Juan Sabbagh - Mariana Sabbag - Juan Pedro Sabbagh - Felipe Sabbagh -Marcial Olivares
Architects: Juan Sabbagh - Mariana Sabbag - Juan Pedro Sabbagh - Felipe Sabbagh -Marcial Olivares
Collaborators: Mario Zamorano
Location: Antonio Varas 666, Comuna Providencia, Santiago Chile
Structural Engineering: Gatica y Jiménez Ingenieros
Lighting Desing: Mónica Pérez & Asociados
Materials: Acero , hormigón, cristal
Site Area: 9.954 m2
Built Area: 13.000 m2
Design Year: 2005
Project Year: 2006 - 2007
It is designed as a 15-storey tower which takes the shape of the patio on the ground level in its higher floors. The geometrical idea is that of a filmstrip that defines the exterior spaces and the double-height interiors through a series of continuous folds like an arabesque, which in turn creates an abstraction and concept of the foliage and branches of a tree.

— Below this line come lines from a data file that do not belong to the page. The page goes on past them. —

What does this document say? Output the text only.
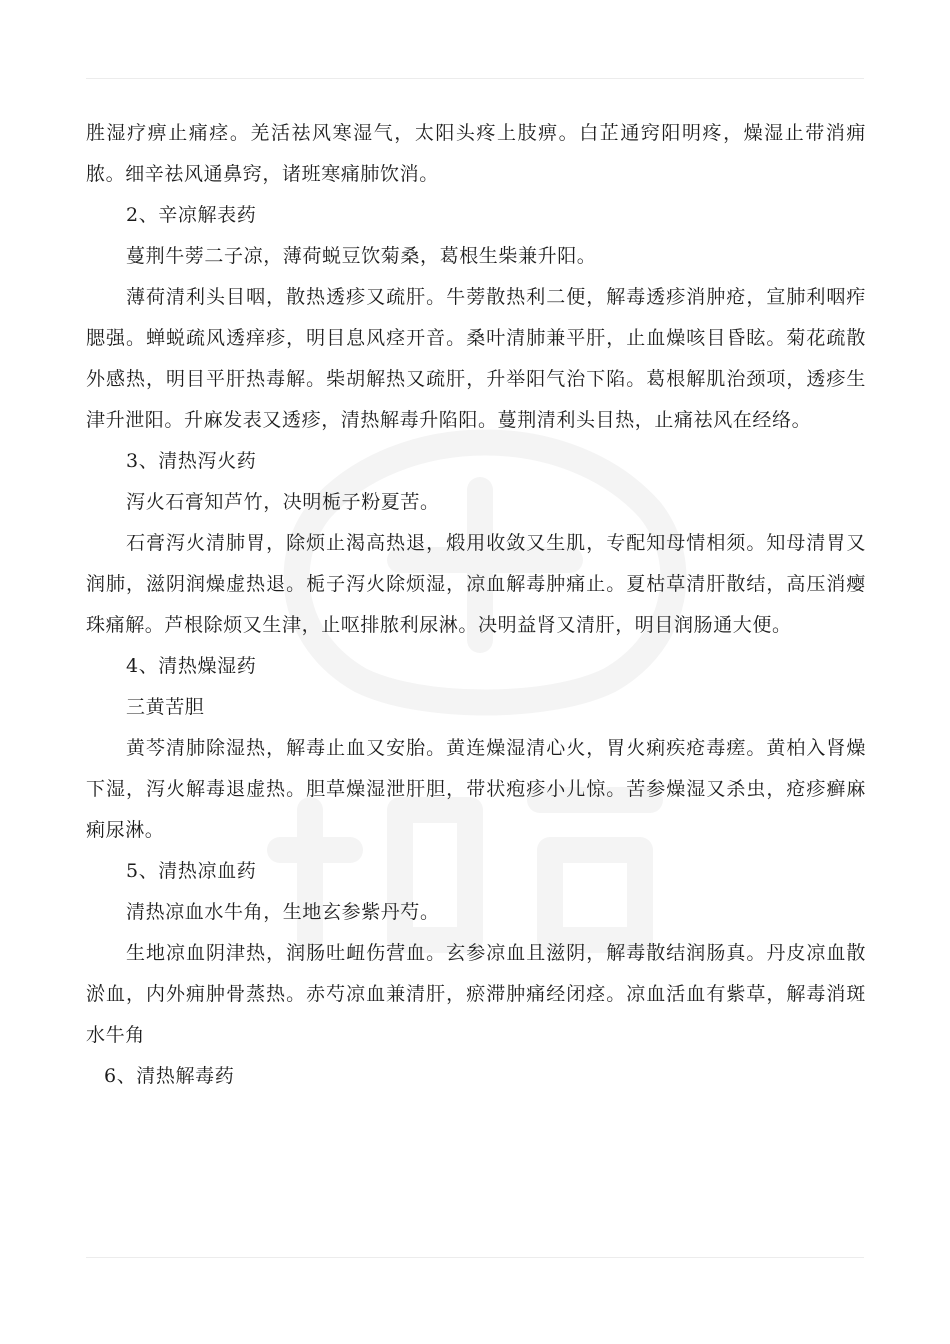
胜湿疗痹止痛痉。羌活祛风寒湿气，太阳头疼上肢痹。白芷通窍阳明疼，燥湿止带消痈脓。细辛祛风通鼻窍，诸班寒痛肺饮消。

2、辛凉解表药

蔓荆牛蒡二子凉，薄荷蜕豆饮菊桑，葛根生柴兼升阳。

薄荷清利头目咽，散热透疹又疏肝。牛蒡散热利二便，解毒透疹消肿疮，宣肺利咽痄腮强。蝉蜕疏风透痒疹，明目息风痉开音。桑叶清肺兼平肝，止血燥咳目昏眩。菊花疏散外感热，明目平肝热毒解。柴胡解热又疏肝，升举阳气治下陷。葛根解肌治颈项，透疹生津升泄阳。升麻发表又透疹，清热解毒升陷阳。蔓荆清利头目热，止痛祛风在经络。

3、清热泻火药

泻火石膏知芦竹，决明栀子粉夏苦。

石膏泻火清肺胃，除烦止渴高热退，煅用收敛又生肌，专配知母情相须。知母清胃又润肺，滋阴润燥虚热退。栀子泻火除烦湿，凉血解毒肿痛止。夏枯草清肝散结，高压消瘿珠痛解。芦根除烦又生津，止呕排脓利尿淋。决明益肾又清肝，明目润肠通大便。

4、清热燥湿药

三黄苦胆

黄芩清肺除湿热，解毒止血又安胎。黄连燥湿清心火，胃火痢疾疮毒瘥。黄柏入肾燥下湿，泻火解毒退虚热。胆草燥湿泄肝胆，带状疱疹小儿惊。苦参燥湿又杀虫，疮疹癣麻痢尿淋。

5、清热凉血药

清热凉血水牛角，生地玄参紫丹芍。

生地凉血阴津热，润肠吐衄伤营血。玄参凉血且滋阴，解毒散结润肠真。丹皮凉血散淤血，内外痈肿骨蒸热。赤芍凉血兼清肝，瘀滞肿痛经闭痉。凉血活血有紫草，解毒消斑水牛角

6、清热解毒药
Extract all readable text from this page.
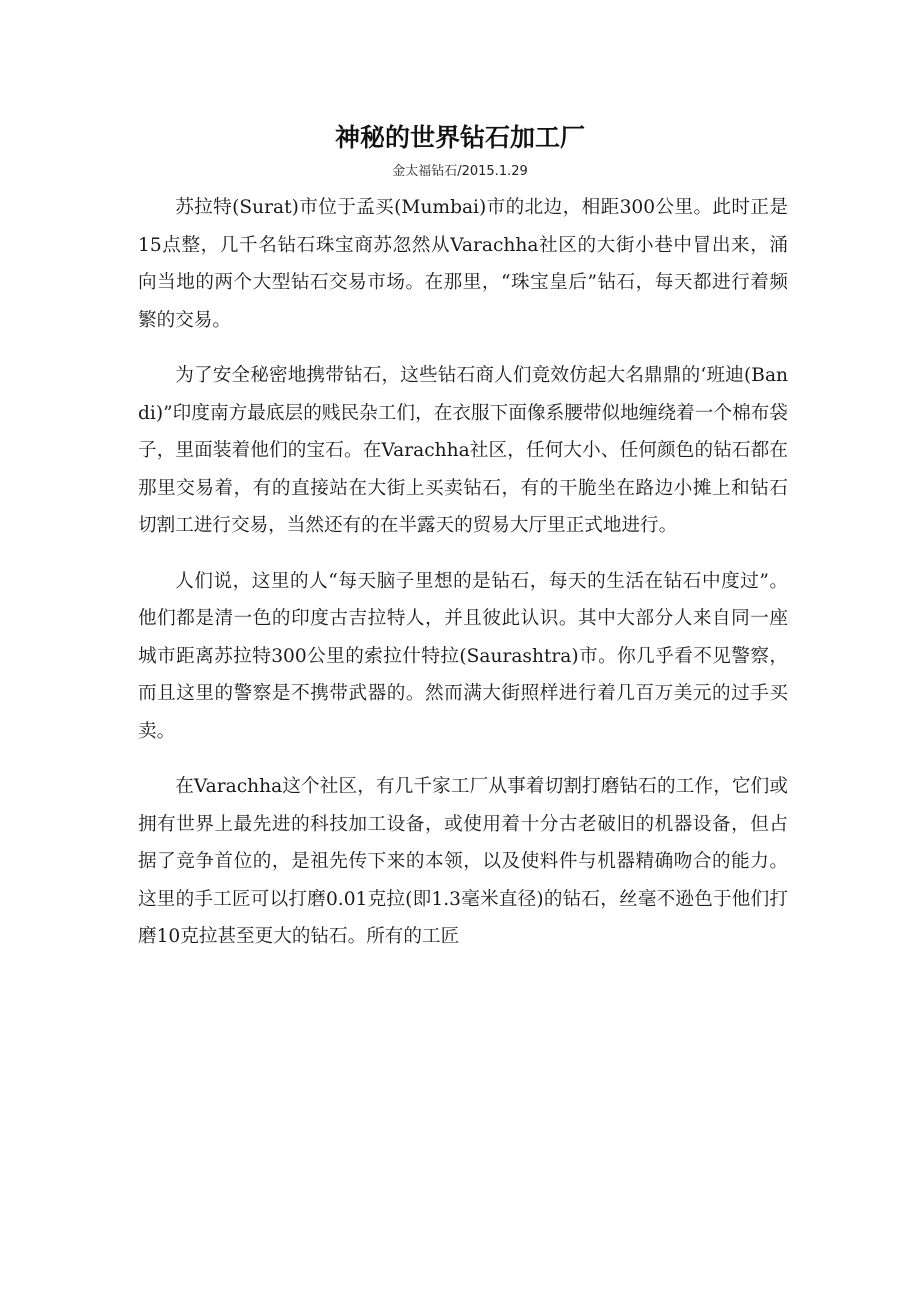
神秘的世界钻石加工厂
金太福钻石/2015.1.29

苏拉特(Surat)市位于孟买(Mumbai)市的北边，相距300公里。此时正是15点整，几千名钻石珠宝商苏忽然从Varachha社区的大街小巷中冒出来，涌向当地的两个大型钻石交易市场。在那里，“珠宝皇后”钻石，每天都进行着频繁的交易。

为了安全秘密地携带钻石，这些钻石商人们竟效仿起大名鼎鼎的‘班迪(Bandi)”印度南方最底层的贱民杂工们，在衣服下面像系腰带似地缠绕着一个棉布袋子，里面装着他们的宝石。在Varachha社区，任何大小、任何颜色的钻石都在那里交易着，有的直接站在大街上买卖钻石，有的干脆坐在路边小摊上和钻石切割工进行交易，当然还有的在半露天的贸易大厅里正式地进行。

人们说，这里的人“每天脑子里想的是钻石，每天的生活在钻石中度过”。他们都是清一色的印度古吉拉特人，并且彼此认识。其中大部分人来自同一座城市距离苏拉特300公里的索拉什特拉(Saurashtra)市。你几乎看不见警察，而且这里的警察是不携带武器的。然而满大街照样进行着几百万美元的过手买卖。

在Varachha这个社区，有几千家工厂从事着切割打磨钻石的工作，它们或拥有世界上最先进的科技加工设备，或使用着十分古老破旧的机器设备，但占据了竞争首位的，是祖先传下来的本领，以及使料件与机器精确吻合的能力。这里的手工匠可以打磨0.01克拉(即1.3毫米直径)的钻石，丝毫不逊色于他们打磨10克拉甚至更大的钻石。所有的工匠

The continuous filmstrip is intercepted by a grid, an orthogonal weave of pillars and beams that forms the openly exposed structural frame and supports and is part of the expressive definition of the project. The explicit display of the filmstrip is lost with the subsequent structural development of the building, leaving behind its mark in the arrangement of the filled and empty spaces present in the building.
The emptying of the built-up volume seeks to scale the building within the urban grid, creating places to view the city and allowing the continuity of views through the openings.

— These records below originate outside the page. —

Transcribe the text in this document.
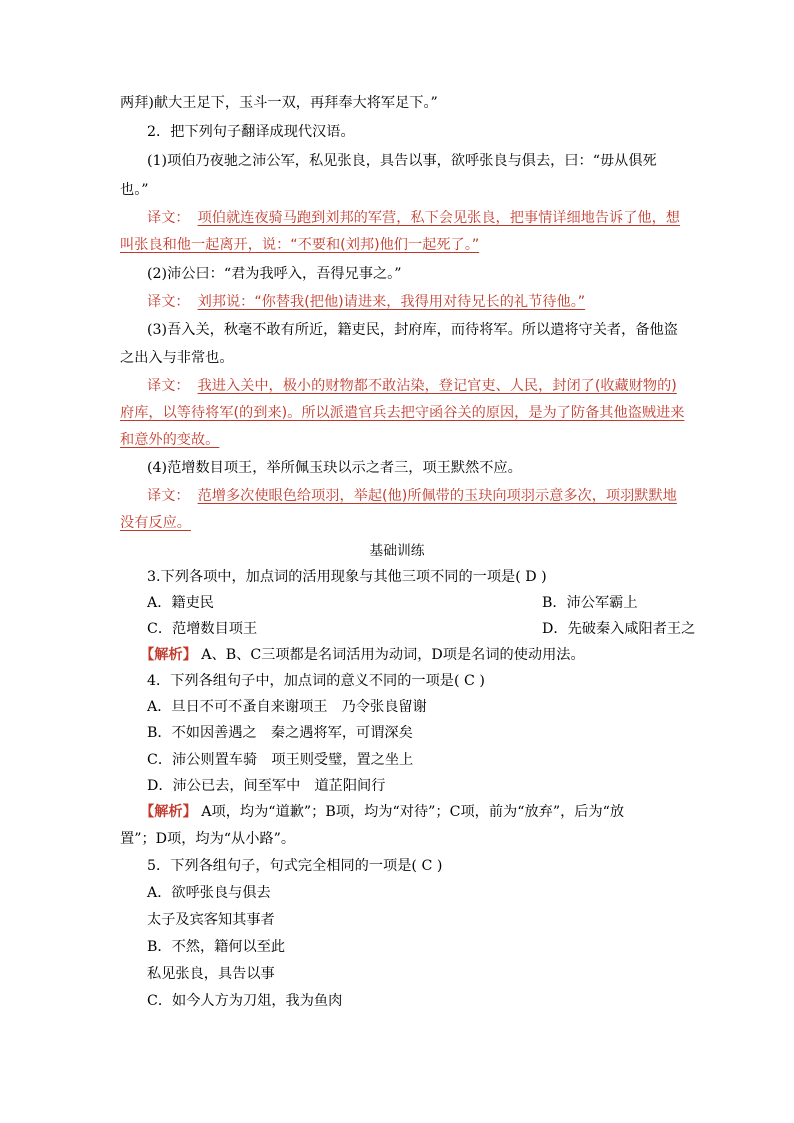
两拜)献大王足下，玉斗一双，再拜奉大将军足下。”
2．把下列句子翻译成现代汉语。
(1)项伯乃夜驰之沛公军，私见张良，具告以事，欲呼张良与俱去，曰：“毋从俱死
也。”
译文： 项伯就连夜骑马跑到刘邦的军营，私下会见张良，把事情详细地告诉了他，想
叫张良和他一起离开，说：“不要和(刘邦)他们一起死了。”
(2)沛公曰：“君为我呼入，吾得兄事之。”
译文： 刘邦说：“你替我(把他)请进来，我得用对待兄长的礼节待他。”
(3)吾入关，秋毫不敢有所近，籍吏民，封府库，而待将军。所以遣将守关者，备他盗
之出入与非常也。
译文： 我进入关中，极小的财物都不敢沾染，登记官吏、人民，封闭了(收藏财物的)
府库，以等待将军(的到来)。所以派遣官兵去把守函谷关的原因，是为了防备其他盗贼进来
和意外的变故。
(4)范增数目项王，举所佩玉玦以示之者三，项王默然不应。
译文： 范增多次使眼色给项羽，举起(他)所佩带的玉玦向项羽示意多次，项羽默默地
没有反应。
基础训练
3.下列各项中，加点词的活用现象与其他三项不同的一项是( D )
A．籍吏民	B．沛公军霸上
C．范增数目项王	D．先破秦入咸阳者王之
【解析】 A、B、C三项都是名词活用为动词，D项是名词的使动用法。
4．下列各组句子中，加点词的意义不同的一项是( C )
A．旦日不可不蚤自来谢项王　乃令张良留谢
B．不如因善遇之　秦之遇将军，可谓深矣
C．沛公则置车骑　项王则受璧，置之坐上
D．沛公已去，间至军中　道芷阳间行
【解析】 A项，均为“道歉”；B项，均为“对待”；C项，前为“放弃”，后为“放
置”；D项，均为“从小路”。
5．下列各组句子，句式完全相同的一项是( C )
A．欲呼张良与俱去
太子及宾客知其事者
B．不然，籍何以至此
私见张良，具告以事
C．如今人方为刀俎，我为鱼肉
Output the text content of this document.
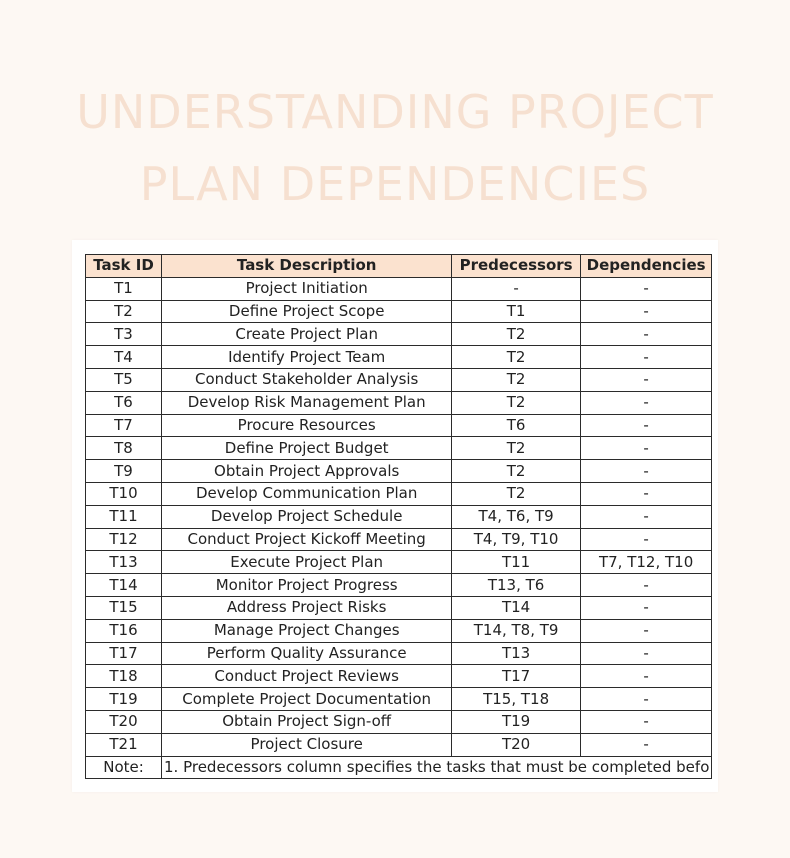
UNDERSTANDING PROJECT
PLAN DEPENDENCIES
Task ID	Task Description	Predecessors	Dependencies
T1	Project Initiation	-	-
T2	Define Project Scope	T1	-
T3	Create Project Plan	T2	-
T4	Identify Project Team	T2	-
T5	Conduct Stakeholder Analysis	T2	-
T6	Develop Risk Management Plan	T2	-
T7	Procure Resources	T6	-
T8	Define Project Budget	T2	-
T9	Obtain Project Approvals	T2	-
T10	Develop Communication Plan	T2	-
T11	Develop Project Schedule	T4, T6, T9	-
T12	Conduct Project Kickoff Meeting	T4, T9, T10	-
T13	Execute Project Plan	T11	T7, T12, T10
T14	Monitor Project Progress	T13, T6	-
T15	Address Project Risks	T14	-
T16	Manage Project Changes	T14, T8, T9	-
T17	Perform Quality Assurance	T13	-
T18	Conduct Project Reviews	T17	-
T19	Complete Project Documentation	T15, T18	-
T20	Obtain Project Sign-off	T19	-
T21	Project Closure	T20	-
Note:	1. Predecessors column specifies the tasks that must be completed befo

The floors of the building aim for maximum efficiency with a regular structural scheme of pillars arranged to facilitate the resolution of the program. The vertical cores of elevators, stairs and wet areas are located on the axis towards the south façade. This arrangement that puts the circulations and services together is reflected in the volume and the façades.

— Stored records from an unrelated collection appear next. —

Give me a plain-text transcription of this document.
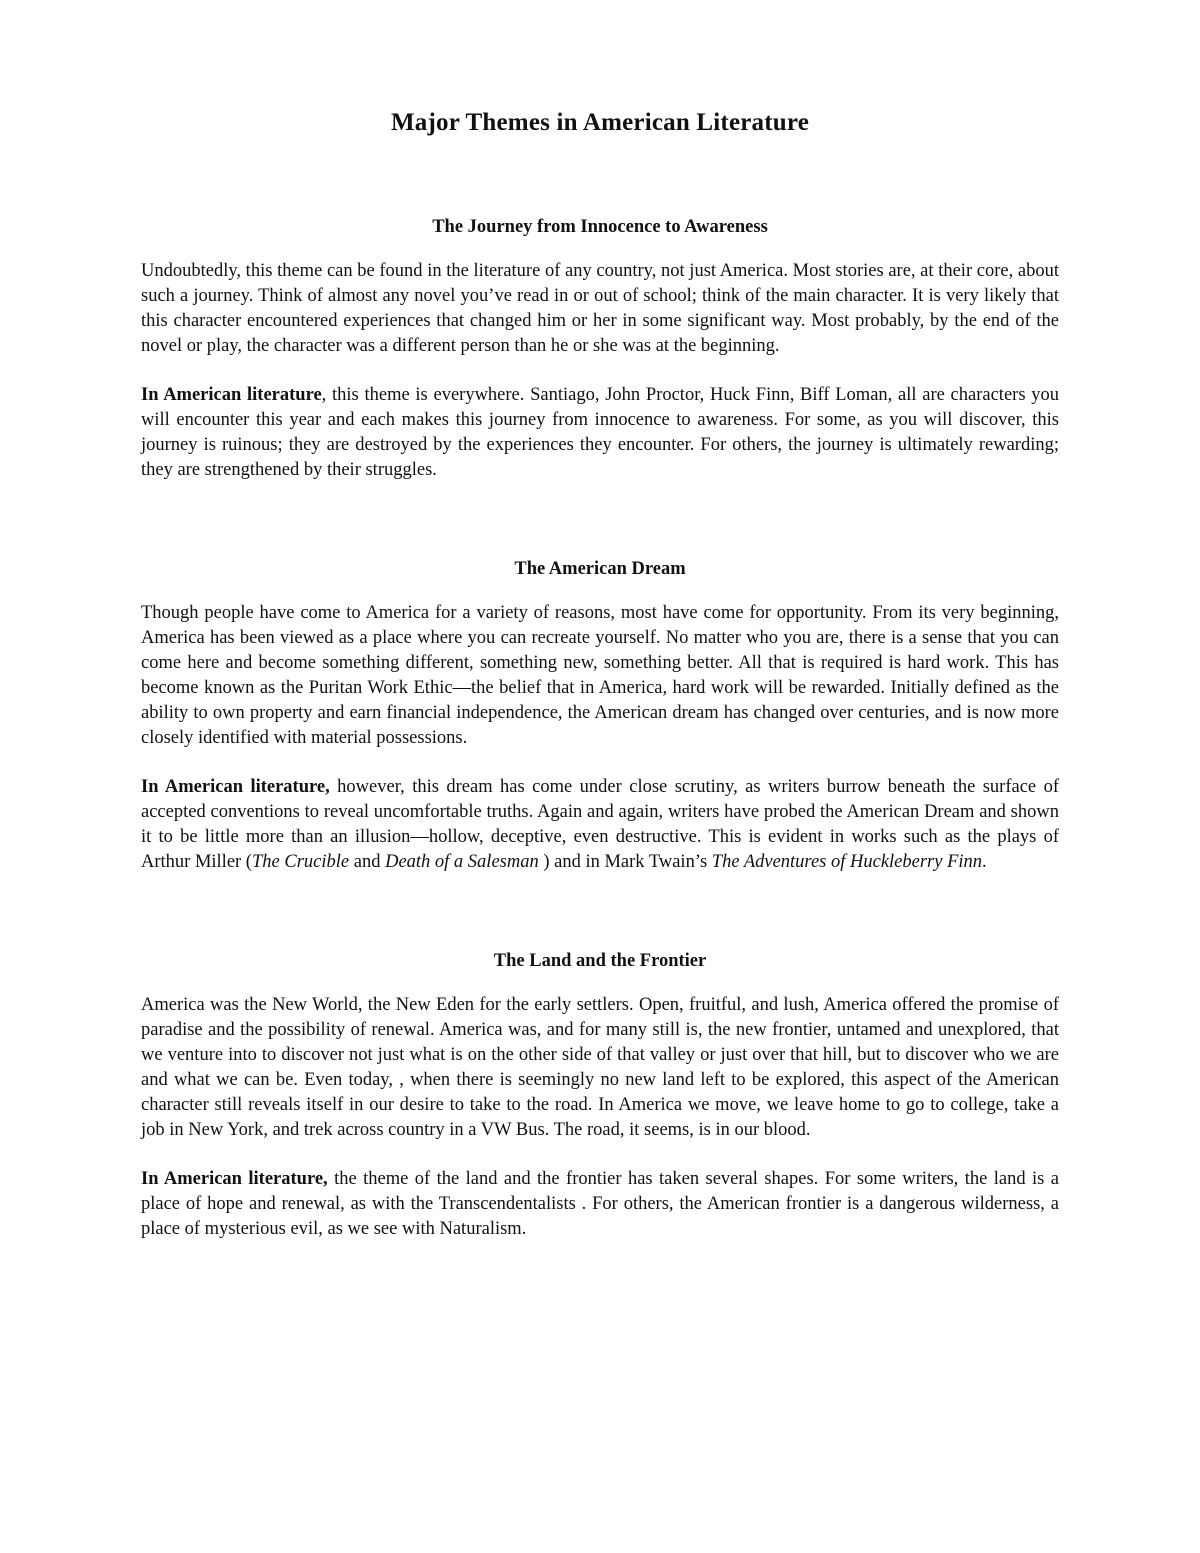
Major Themes in American Literature
The Journey from Innocence to Awareness

Undoubtedly, this theme can be found in the literature of any country, not just America. Most stories are, at their core, about such a journey. Think of almost any novel you’ve read in or out of school; think of the main character. It is very likely that this character encountered experiences that changed him or her in some significant way. Most probably, by the end of the novel or play, the character was a different person than he or she was at the beginning.

In American literature, this theme is everywhere. Santiago, John Proctor, Huck Finn, Biff Loman, all are characters you will encounter this year and each makes this journey from innocence to awareness. For some, as you will discover, this journey is ruinous; they are destroyed by the experiences they encounter. For others, the journey is ultimately rewarding; they are strengthened by their struggles.

The American Dream

Though people have come to America for a variety of reasons, most have come for opportunity. From its very beginning, America has been viewed as a place where you can recreate yourself. No matter who you are, there is a sense that you can come here and become something different, something new, something better. All that is required is hard work. This has become known as the Puritan Work Ethic—the belief that in America, hard work will be rewarded. Initially defined as the ability to own property and earn financial independence, the American dream has changed over centuries, and is now more closely identified with material possessions.

In American literature, however, this dream has come under close scrutiny, as writers burrow beneath the surface of accepted conventions to reveal uncomfortable truths. Again and again, writers have probed the American Dream and shown it to be little more than an illusion—hollow, deceptive, even destructive. This is evident in works such as the plays of Arthur Miller (The Crucible and Death of a Salesman ) and in Mark Twain’s The Adventures of Huckleberry Finn.

The Land and the Frontier

America was the New World, the New Eden for the early settlers. Open, fruitful, and lush, America offered the promise of paradise and the possibility of renewal. America was, and for many still is, the new frontier, untamed and unexplored, that we venture into to discover not just what is on the other side of that valley or just over that hill, but to discover who we are and what we can be. Even today, , when there is seemingly no new land left to be explored, this aspect of the American character still reveals itself in our desire to take to the road. In America we move, we leave home to go to college, take a job in New York, and trek across country in a VW Bus. The road, it seems, is in our blood.

In American literature, the theme of the land and the frontier has taken several shapes. For some writers, the land is a place of hope and renewal, as with the Transcendentalists . For others, the American frontier is a dangerous wilderness, a place of mysterious evil, as we see with Naturalism.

The façade siding consist of two glass skins – the first are openable windows in all the rooms to allow for natural ventilation; the second is a screen of reflective and treated glass that controls radiation and heat conduction. These weave and incline themselves like fabric, giving the façade’s vertical plane a textured character with its reflection and volumetric expression as it searches for a living image typical of an educational building that seeks to relate with the city.